Question

The radius of convergence of the power series \( \displaystyle \sum_{n=1}^{\infty} \left( \dfrac{n+2}{n} \right)^{n^2} x^n \) is
 

• A. \( e^2 \)
• B. \( \dfrac{1}{\sqrt{e}} \)
• C. \( \dfrac{1}{e} \)
• D. \( \dfrac{1}{e^2} \)

Hint:

For power series, the root test is the fastest way to find the radius of convergence: \( R = 1 / \limsup |a_n|^{1/n}. \)

Answer 1

The Correct Option is D

Step 1: Apply root test.
Let \( a_n = \left( \dfrac{n+2}{n} \right)^{n^2}. \) Then radius of convergence \( R = \dfrac{1}{\limsup_{n \to \infty} |a_n|^{1/n}}. \)
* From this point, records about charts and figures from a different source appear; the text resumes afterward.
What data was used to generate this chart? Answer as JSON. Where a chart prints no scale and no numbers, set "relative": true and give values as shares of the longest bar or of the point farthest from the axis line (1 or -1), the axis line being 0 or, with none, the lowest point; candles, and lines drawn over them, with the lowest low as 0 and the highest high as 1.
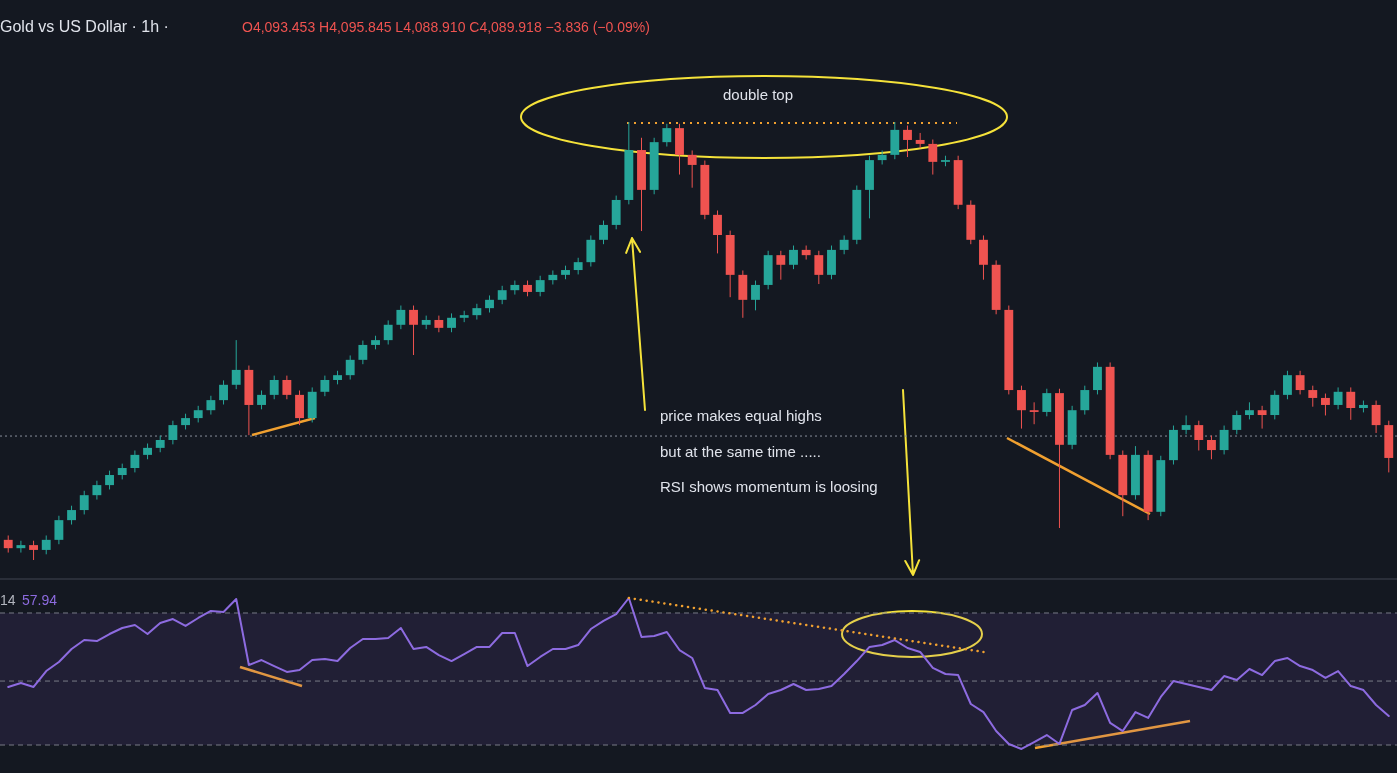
{
  "chart_data": [
    {
      "type": "candlestick",
      "title": "Gold vs US Dollar · 1h ·",
      "relative": true,
      "annotations": [
        "O4,093.453 H4,095.845 L4,088.910 C4,089.918 −3.836 (−0.09%)",
        "double top",
        "price makes equal highs",
        "but at the same time .....",
        "RSI shows momentum is loosing"
      ],
      "ref_lines": [
        {
          "axis": "y",
          "value": 0.283,
          "color": "#8a8f9c",
          "line_style": "dotted"
        }
      ],
      "categories": [
        null,
        null,
        null,
        null,
        null,
        null,
        null,
        null,
        null,
        null,
        null,
        null,
        null,
        null,
        null,
        null,
        null,
        null,
        null,
        null,
        null,
        null,
        null,
        null,
        null,
        null,
        null,
        null,
        null,
        null,
        null,
        null,
        null,
        null,
        null,
        null,
        null,
        null,
        null,
        null,
        null,
        null,
        null,
        null,
        null,
        null,
        null,
        null,
        null,
        null,
        null,
        null,
        null,
        null,
        null,
        null,
        null,
        null,
        null,
        null,
        null,
        null,
        null,
        null,
        null,
        null,
        null,
        null,
        null,
        null,
        null,
        null,
        null,
        null,
        null,
        null,
        null,
        null,
        null,
        null,
        null,
        null,
        null,
        null,
        null,
        null,
        null,
        null,
        null,
        null,
        null,
        null,
        null,
        null,
        null,
        null,
        null,
        null,
        null,
        null,
        null,
        null,
        null,
        null,
        null,
        null,
        null,
        null,
        null,
        null
      ],
      "ohlc": [
        [
          0.046,
          0.056,
          0.017,
          0.027
        ],
        [
          0.027,
          0.044,
          0.017,
          0.034
        ],
        [
          0.034,
          0.044,
          0,
          0.023
        ],
        [
          0.023,
          0.056,
          0.013,
          0.046
        ],
        [
          0.046,
          0.101,
          0.036,
          0.091
        ],
        [
          0.091,
          0.124,
          0.081,
          0.114
        ],
        [
          0.114,
          0.158,
          0.104,
          0.148
        ],
        [
          0.148,
          0.181,
          0.138,
          0.171
        ],
        [
          0.171,
          0.204,
          0.161,
          0.194
        ],
        [
          0.194,
          0.22,
          0.184,
          0.21
        ],
        [
          0.21,
          0.25,
          0.2,
          0.24
        ],
        [
          0.24,
          0.266,
          0.23,
          0.256
        ],
        [
          0.256,
          0.284,
          0.246,
          0.274
        ],
        [
          0.274,
          0.318,
          0.264,
          0.308
        ],
        [
          0.308,
          0.334,
          0.298,
          0.324
        ],
        [
          0.324,
          0.352,
          0.314,
          0.342
        ],
        [
          0.342,
          0.375,
          0.332,
          0.365
        ],
        [
          0.365,
          0.41,
          0.355,
          0.4
        ],
        [
          0.4,
          0.502,
          0.39,
          0.434
        ],
        [
          0.434,
          0.444,
          0.285,
          0.354
        ],
        [
          0.354,
          0.387,
          0.344,
          0.377
        ],
        [
          0.377,
          0.421,
          0.367,
          0.411
        ],
        [
          0.411,
          0.421,
          0.367,
          0.377
        ],
        [
          0.377,
          0.387,
          0.308,
          0.324
        ],
        [
          0.324,
          0.394,
          0.314,
          0.384
        ],
        [
          0.384,
          0.421,
          0.374,
          0.411
        ],
        [
          0.411,
          0.432,
          0.401,
          0.422
        ],
        [
          0.422,
          0.467,
          0.412,
          0.457
        ],
        [
          0.457,
          0.501,
          0.447,
          0.491
        ],
        [
          0.491,
          0.512,
          0.481,
          0.502
        ],
        [
          0.502,
          0.547,
          0.492,
          0.537
        ],
        [
          0.537,
          0.581,
          0.527,
          0.571
        ],
        [
          0.571,
          0.581,
          0.468,
          0.537
        ],
        [
          0.537,
          0.558,
          0.527,
          0.548
        ],
        [
          0.548,
          0.558,
          0.52,
          0.53
        ],
        [
          0.53,
          0.563,
          0.52,
          0.553
        ],
        [
          0.553,
          0.569,
          0.543,
          0.559
        ],
        [
          0.559,
          0.585,
          0.549,
          0.575
        ],
        [
          0.575,
          0.604,
          0.565,
          0.594
        ],
        [
          0.594,
          0.626,
          0.584,
          0.616
        ],
        [
          0.616,
          0.638,
          0.606,
          0.628
        ],
        [
          0.628,
          0.638,
          0.602,
          0.612
        ],
        [
          0.612,
          0.649,
          0.602,
          0.639
        ],
        [
          0.639,
          0.661,
          0.629,
          0.651
        ],
        [
          0.651,
          0.672,
          0.641,
          0.662
        ],
        [
          0.662,
          0.69,
          0.652,
          0.68
        ],
        [
          0.68,
          0.741,
          0.67,
          0.731
        ],
        [
          0.731,
          0.775,
          0.721,
          0.765
        ],
        [
          0.765,
          0.832,
          0.755,
          0.822
        ],
        [
          0.822,
          1,
          0.812,
          0.936
        ],
        [
          0.936,
          0.964,
          0.751,
          0.845
        ],
        [
          0.845,
          0.964,
          0.835,
          0.954
        ],
        [
          0.954,
          0.996,
          0.944,
          0.986
        ],
        [
          0.986,
          0.996,
          0.88,
          0.925
        ],
        [
          0.925,
          0.935,
          0.85,
          0.902
        ],
        [
          0.902,
          0.912,
          0.778,
          0.788
        ],
        [
          0.788,
          0.798,
          0.7,
          0.742
        ],
        [
          0.742,
          0.752,
          0.6,
          0.651
        ],
        [
          0.651,
          0.661,
          0.553,
          0.594
        ],
        [
          0.594,
          0.638,
          0.57,
          0.628
        ],
        [
          0.628,
          0.706,
          0.618,
          0.696
        ],
        [
          0.696,
          0.706,
          0.64,
          0.674
        ],
        [
          0.674,
          0.718,
          0.664,
          0.708
        ],
        [
          0.708,
          0.718,
          0.686,
          0.696
        ],
        [
          0.696,
          0.706,
          0.63,
          0.651
        ],
        [
          0.651,
          0.718,
          0.641,
          0.708
        ],
        [
          0.708,
          0.741,
          0.698,
          0.731
        ],
        [
          0.731,
          0.855,
          0.721,
          0.845
        ],
        [
          0.845,
          0.923,
          0.78,
          0.913
        ],
        [
          0.913,
          0.935,
          0.903,
          0.925
        ],
        [
          0.925,
          1,
          0.915,
          0.982
        ],
        [
          0.982,
          0.992,
          0.92,
          0.959
        ],
        [
          0.959,
          0.975,
          0.94,
          0.95
        ],
        [
          0.95,
          0.96,
          0.88,
          0.909
        ],
        [
          0.909,
          0.923,
          0.899,
          0.913
        ],
        [
          0.913,
          0.923,
          0.801,
          0.811
        ],
        [
          0.811,
          0.821,
          0.721,
          0.731
        ],
        [
          0.731,
          0.741,
          0.64,
          0.674
        ],
        [
          0.674,
          0.684,
          0.561,
          0.571
        ],
        [
          0.571,
          0.581,
          0.378,
          0.388
        ],
        [
          0.388,
          0.398,
          0.3,
          0.342
        ],
        [
          0.342,
          0.36,
          0.31,
          0.338
        ],
        [
          0.338,
          0.391,
          0.328,
          0.381
        ],
        [
          0.381,
          0.391,
          0.073,
          0.263
        ],
        [
          0.263,
          0.352,
          0.253,
          0.342
        ],
        [
          0.342,
          0.398,
          0.332,
          0.388
        ],
        [
          0.388,
          0.451,
          0.378,
          0.441
        ],
        [
          0.441,
          0.451,
          0.23,
          0.24
        ],
        [
          0.24,
          0.25,
          0.1,
          0.148
        ],
        [
          0.148,
          0.26,
          0.138,
          0.24
        ],
        [
          0.24,
          0.25,
          0.091,
          0.11
        ],
        [
          0.11,
          0.238,
          0.1,
          0.228
        ],
        [
          0.228,
          0.307,
          0.218,
          0.297
        ],
        [
          0.297,
          0.33,
          0.287,
          0.308
        ],
        [
          0.308,
          0.318,
          0.25,
          0.274
        ],
        [
          0.274,
          0.284,
          0.23,
          0.251
        ],
        [
          0.251,
          0.307,
          0.241,
          0.297
        ],
        [
          0.297,
          0.341,
          0.287,
          0.331
        ],
        [
          0.331,
          0.36,
          0.321,
          0.342
        ],
        [
          0.342,
          0.352,
          0.3,
          0.331
        ],
        [
          0.331,
          0.387,
          0.321,
          0.377
        ],
        [
          0.377,
          0.432,
          0.367,
          0.422
        ],
        [
          0.422,
          0.432,
          0.378,
          0.388
        ],
        [
          0.388,
          0.398,
          0.35,
          0.37
        ],
        [
          0.37,
          0.38,
          0.33,
          0.354
        ],
        [
          0.354,
          0.394,
          0.344,
          0.384
        ],
        [
          0.384,
          0.394,
          0.32,
          0.347
        ],
        [
          0.347,
          0.364,
          0.337,
          0.354
        ],
        [
          0.354,
          0.364,
          0.29,
          0.308
        ],
        [
          0.308,
          0.318,
          0.2,
          0.233
        ]
      ]
    },
    {
      "type": "line",
      "relative": true,
      "annotations": [
        "14",
        "57.94"
      ],
      "bands": [
        {
          "axis": "y",
          "from": 0,
          "to": 0.898,
          "color": "#7e57c2"
        }
      ],
      "ref_lines": [
        {
          "axis": "y",
          "value": 0.898,
          "color": "#787b86",
          "line_style": "dashed"
        },
        {
          "axis": "y",
          "value": 0.435,
          "color": "#787b86",
          "line_style": "dashed"
        },
        {
          "axis": "y",
          "value": 0,
          "color": "#787b86",
          "line_style": "dashed"
        }
      ],
      "categories": [
        null,
        null,
        null,
        null,
        null,
        null,
        null,
        null,
        null,
        null,
        null,
        null,
        null,
        null,
        null,
        null,
        null,
        null,
        null,
        null,
        null,
        null,
        null,
        null,
        null,
        null,
        null,
        null,
        null,
        null,
        null,
        null,
        null,
        null,
        null,
        null,
        null,
        null,
        null,
        null,
        null,
        null,
        null,
        null,
        null,
        null,
        null,
        null,
        null,
        null,
        null,
        null,
        null,
        null,
        null,
        null,
        null,
        null,
        null,
        null,
        null,
        null,
        null,
        null,
        null,
        null,
        null,
        null,
        null,
        null,
        null,
        null,
        null,
        null,
        null,
        null,
        null,
        null,
        null,
        null,
        null,
        null,
        null,
        null,
        null,
        null,
        null,
        null,
        null,
        null,
        null,
        null,
        null,
        null,
        null,
        null,
        null,
        null,
        null,
        null,
        null,
        null,
        null,
        null,
        null,
        null,
        null,
        null,
        null,
        null
      ],
      "series": [
        {
          "color": "#8d6be0",
          "values": [
            0.395,
            0.422,
            0.395,
            0.503,
            0.565,
            0.653,
            0.714,
            0.707,
            0.755,
            0.796,
            0.816,
            0.755,
            0.83,
            0.857,
            0.81,
            0.864,
            0.912,
            0.905,
            0.993,
            0.544,
            0.578,
            0.537,
            0.497,
            0.51,
            0.578,
            0.585,
            0.571,
            0.66,
            0.721,
            0.721,
            0.728,
            0.796,
            0.653,
            0.667,
            0.612,
            0.571,
            0.619,
            0.667,
            0.667,
            0.762,
            0.762,
            0.537,
            0.599,
            0.653,
            0.653,
            0.68,
            0.789,
            0.844,
            0.891,
            1,
            0.735,
            0.741,
            0.769,
            0.646,
            0.592,
            0.388,
            0.374,
            0.218,
            0.218,
            0.272,
            0.347,
            0.374,
            0.415,
            0.374,
            0.381,
            0.401,
            0.483,
            0.571,
            0.667,
            0.68,
            0.714,
            0.66,
            0.633,
            0.524,
            0.483,
            0.476,
            0.279,
            0.224,
            0.095,
            0.007,
            -0.027,
            0.02,
            0.068,
            0.007,
            0.238,
            0.272,
            0.354,
            0.15,
            0.095,
            0.224,
            0.184,
            0.327,
            0.435,
            0.415,
            0.395,
            0.374,
            0.469,
            0.442,
            0.517,
            0.476,
            0.571,
            0.592,
            0.537,
            0.51,
            0.456,
            0.503,
            0.401,
            0.374,
            0.272,
            0.197
          ]
        },
        {
          "color": "#f0a030",
          "line_style": "dotted",
          "values": [
            null,
            null,
            null,
            null,
            null,
            null,
            null,
            null,
            null,
            null,
            null,
            null,
            null,
            null,
            null,
            null,
            null,
            null,
            null,
            null,
            null,
            null,
            null,
            null,
            null,
            null,
            null,
            null,
            null,
            null,
            null,
            null,
            null,
            null,
            null,
            null,
            null,
            null,
            null,
            null,
            null,
            null,
            null,
            null,
            null,
            null,
            null,
            null,
            null,
            1,
            null,
            null,
            null,
            null,
            null,
            null,
            null,
            null,
            null,
            null,
            null,
            null,
            null,
            null,
            null,
            null,
            null,
            null,
            null,
            null,
            null,
            null,
            null,
            null,
            null,
            null,
            null,
            0.633,
            null,
            null,
            null,
            null,
            null,
            null,
            null,
            null,
            null,
            null,
            null,
            null,
            null,
            null,
            null,
            null,
            null,
            null,
            null,
            null,
            null,
            null,
            null,
            null,
            null,
            null,
            null,
            null,
            null,
            null,
            null,
            null
          ]
        }
      ]
    }
  ]
}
Step 2: Simplify \( |a_n|^{1/n} \).
\( |a_n|^{1/n} = \left( \dfrac{n+2}{n} \right)^n = \left( 1 + \dfrac{2}{n} \right)^n. \)

Step 3: Take the limit.
\( \lim_{n \to \infty} \left( 1 + \dfrac{2}{n} \right)^n = e^2. \)

Step 4: Find radius of convergence.
\( R = \dfrac{1}{e^2}. \)

Final Answer: \( R = \dfrac{1}{e^2}. \)